Earlier this month, the great Sycamore Trust created a website called NDCatholic.com which would assist Notre Dame students in finding those professors and courses on campus that could be counted on to deliver an “authentic Catholic education.”
Great idea, right?
On top of that, they had the great Fr. Wilson D. Miscamble, C.S.C., making his very well informed recommendations to students on the website.
Great idea, right? In fact, so many students thought it was a great idea that the website reportedly crashed on the first day.
Well, it seems to me the university’s administration didn’t like the idea.
The Sycamore Trust sadly sent out an email yesterday saying that Fr.

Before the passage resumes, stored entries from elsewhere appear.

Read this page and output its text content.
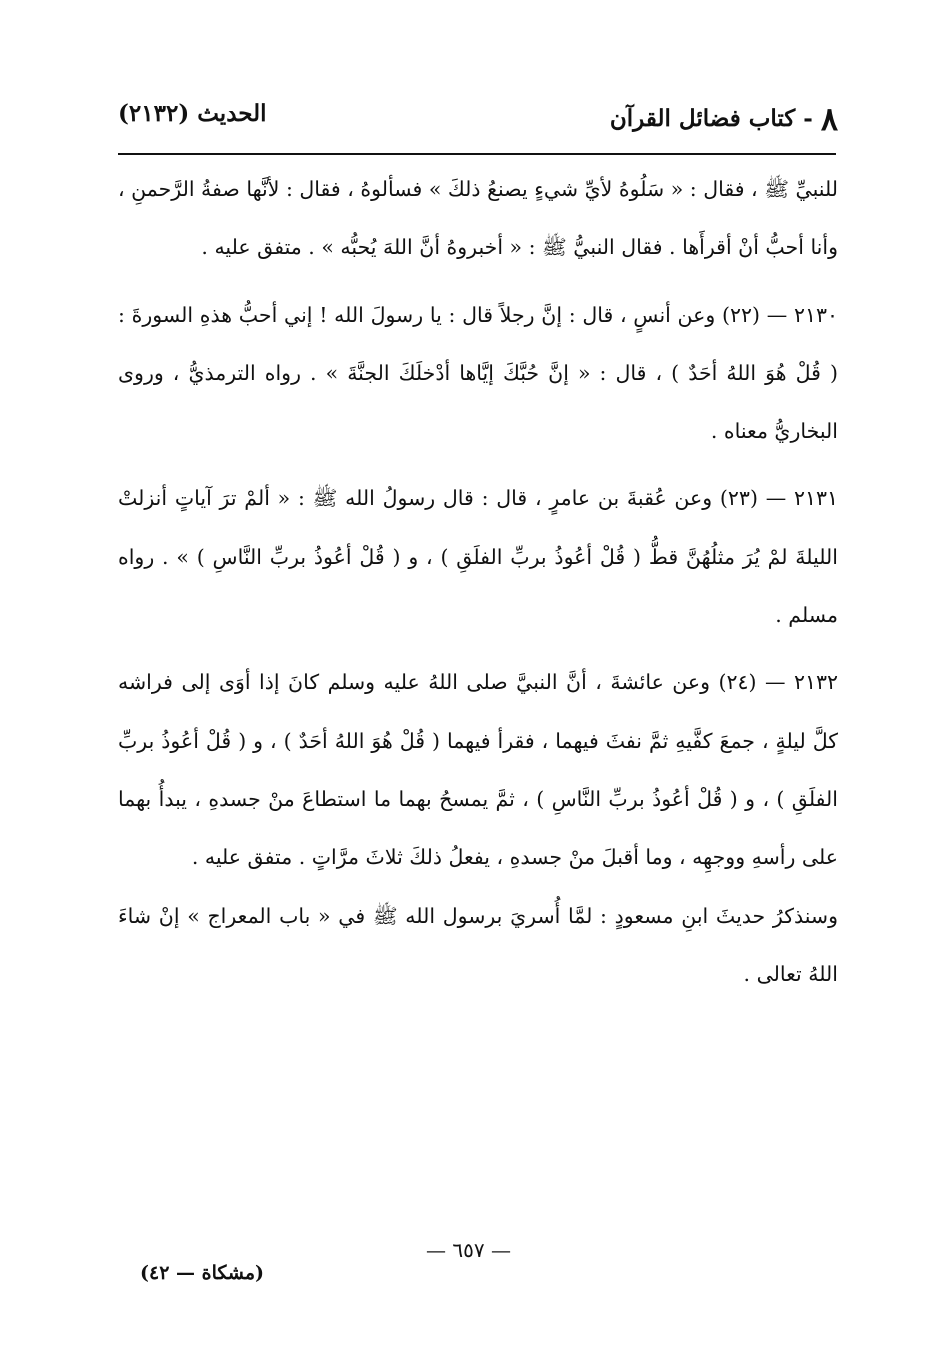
٨ - كتاب فضائل القرآن
الحديث (٢١٣٢)

للنبيِّ ﷺ ، فقال : « سَلُوهُ لأيِّ شيءٍ يصنعُ ذلكَ » فسألوهُ ، فقال : لأنَّها صفةُ الرَّحمنِ ، وأنا أحبُّ أنْ أقرأَها . فقال النبيُّ ﷺ : « أخبروهُ أنَّ اللهَ يُحبُّه » . متفق عليه .

٢١٣٠ — (٢٢) وعن أنسٍ ، قال : إنَّ رجلاً قال : يا رسولَ الله ! إني أحبُّ هذهِ السورةَ : ( قُلْ هُوَ اللهُ أحَدٌ ) ، قال : « إنَّ حُبَّكَ إيَّاها أدْخلَكَ الجنَّةَ » . رواه الترمذيُّ ، وروى البخاريُّ معناه .

٢١٣١ — (٢٣) وعن عُقبةَ بن عامرٍ ، قال : قال رسولُ الله ﷺ : « ألمْ ترَ آياتٍ أنزلتْ الليلةَ لمْ يُرَ مثلُهُنَّ قطُّ ( قُلْ أعُوذُ بربِّ الفلَقِ ) ، و ( قُلْ أعُوذُ بربِّ النَّاسِ ) » . رواه مسلم .

٢١٣٢ — (٢٤) وعن عائشةَ ، أنَّ النبيَّ صلى اللهُ عليه وسلم كانَ إذا أوَى إلى فراشه كلَّ ليلةٍ ، جمعَ كفَّيهِ ثمَّ نفثَ فيهما ، فقرأ فيهما ( قُلْ هُوَ اللهُ أحَدٌ ) ، و ( قُلْ أعُوذُ بربِّ الفلَقِ ) ، و ( قُلْ أعُوذُ بربِّ النَّاسِ ) ، ثمَّ يمسحُ بهما ما استطاعَ منْ جسدهِ ، يبدأُ بهما على رأسهِ ووجهِه ، وما أقبلَ منْ جسدهِ ، يفعلُ ذلكَ ثلاثَ مرَّاتٍ . متفق عليه .

وسنذكرُ حديثَ ابنِ مسعودٍ : لمَّا أُسريَ برسول الله ﷺ في « باب المعراج » إنْ شاءَ اللهُ تعالى .

— ٦٥٧ —
(مشكاة — ٤٢)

Miscamble “is no longer associated with the website NDCatholic.com.”
“I regret that I can say only that I am required to end my involvement with the NDCatholic site and am not at liberty to say why,” Fr. Miscamble told The Sycamore Trust.

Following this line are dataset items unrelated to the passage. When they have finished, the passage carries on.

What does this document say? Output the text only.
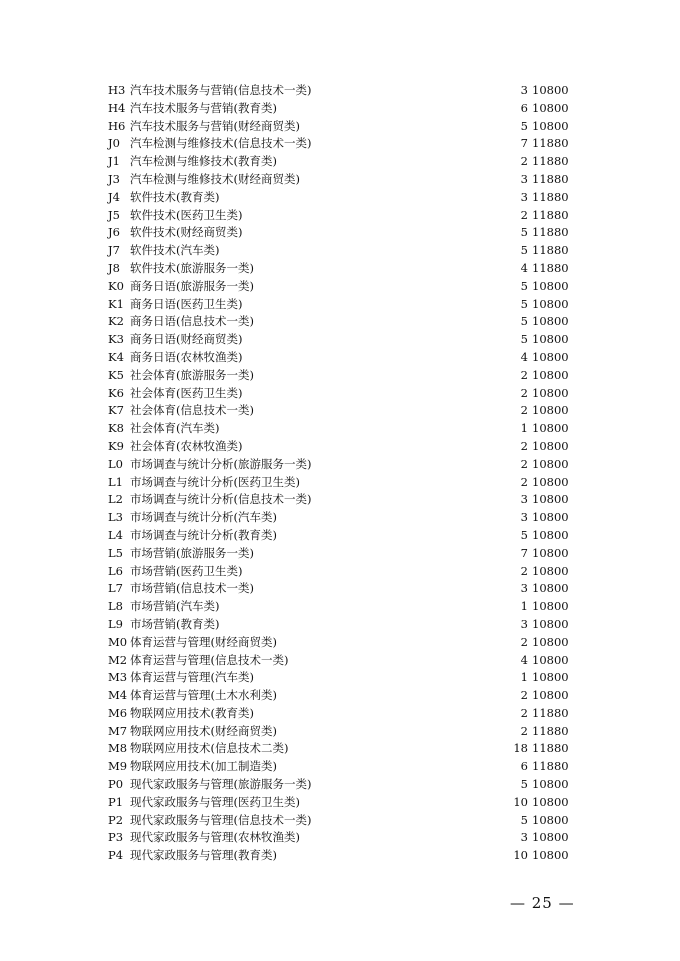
H3 汽车技术服务与营销(信息技术一类)	3 10800
H4 汽车技术服务与营销(教育类)	6 10800
H6 汽车技术服务与营销(财经商贸类)	5 10800
J0 汽车检测与维修技术(信息技术一类)	7 11880
J1 汽车检测与维修技术(教育类)	2 11880
J3 汽车检测与维修技术(财经商贸类)	3 11880
J4 软件技术(教育类)	3 11880
J5 软件技术(医药卫生类)	2 11880
J6 软件技术(财经商贸类)	5 11880
J7 软件技术(汽车类)	5 11880
J8 软件技术(旅游服务一类)	4 11880
K0 商务日语(旅游服务一类)	5 10800
K1 商务日语(医药卫生类)	5 10800
K2 商务日语(信息技术一类)	5 10800
K3 商务日语(财经商贸类)	5 10800
K4 商务日语(农林牧渔类)	4 10800
K5 社会体育(旅游服务一类)	2 10800
K6 社会体育(医药卫生类)	2 10800
K7 社会体育(信息技术一类)	2 10800
K8 社会体育(汽车类)	1 10800
K9 社会体育(农林牧渔类)	2 10800
L0 市场调查与统计分析(旅游服务一类)	2 10800
L1 市场调查与统计分析(医药卫生类)	2 10800
L2 市场调查与统计分析(信息技术一类)	3 10800
L3 市场调查与统计分析(汽车类)	3 10800
L4 市场调查与统计分析(教育类)	5 10800
L5 市场营销(旅游服务一类)	7 10800
L6 市场营销(医药卫生类)	2 10800
L7 市场营销(信息技术一类)	3 10800
L8 市场营销(汽车类)	1 10800
L9 市场营销(教育类)	3 10800
M0 体育运营与管理(财经商贸类)	2 10800
M2 体育运营与管理(信息技术一类)	4 10800
M3 体育运营与管理(汽车类)	1 10800
M4 体育运营与管理(土木水利类)	2 10800
M6 物联网应用技术(教育类)	2 11880
M7 物联网应用技术(财经商贸类)	2 11880
M8 物联网应用技术(信息技术二类)	18 11880
M9 物联网应用技术(加工制造类)	6 11880
P0 现代家政服务与管理(旅游服务一类)	5 10800
P1 现代家政服务与管理(医药卫生类)	10 10800
P2 现代家政服务与管理(信息技术一类)	5 10800
P3 现代家政服务与管理(农林牧渔类)	3 10800
P4 现代家政服务与管理(教育类)	10 10800
— 25 —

Now, to be clear, he doesn’t say the administration got to him but it would appear that’s what occurred. (I could be wrong but who else would be against such a website?)
The Sycamore Trust reports:
On November 9, 2015, we unveiled the NDCatholic.com website, which is designed to assist students seeking a Catholic education at Notre Dame. They need this sort of help because of the alarming reduction over recent decades in Catholic representation on the faculty. The faculty no longer comes close to meeting the University’s own Mission Statement test of Catholic identity: a majority of committed Catholics on the faculty. Perhaps 25% to 30% of the faculty fit this description, as we will show again in a coming bulletin using the most recent data available.
The consequences of this steep decline in Catholic faculty have been described in concrete terms by Professor Emeritus Walter Nicgorski, who retired recently after more than forty years as one of Notre Dame’s most highly regarded teachers and scholars:
It is increasingly the case today that a young person going through the critical and formative years of a Catholic education at Notre Dame might not encounter a practicing Catholic informed and engaged by the Catholic intellectual tradition.
The Trust will continue the work of the website and vows to build on their success.
So much for free speech on campus, right?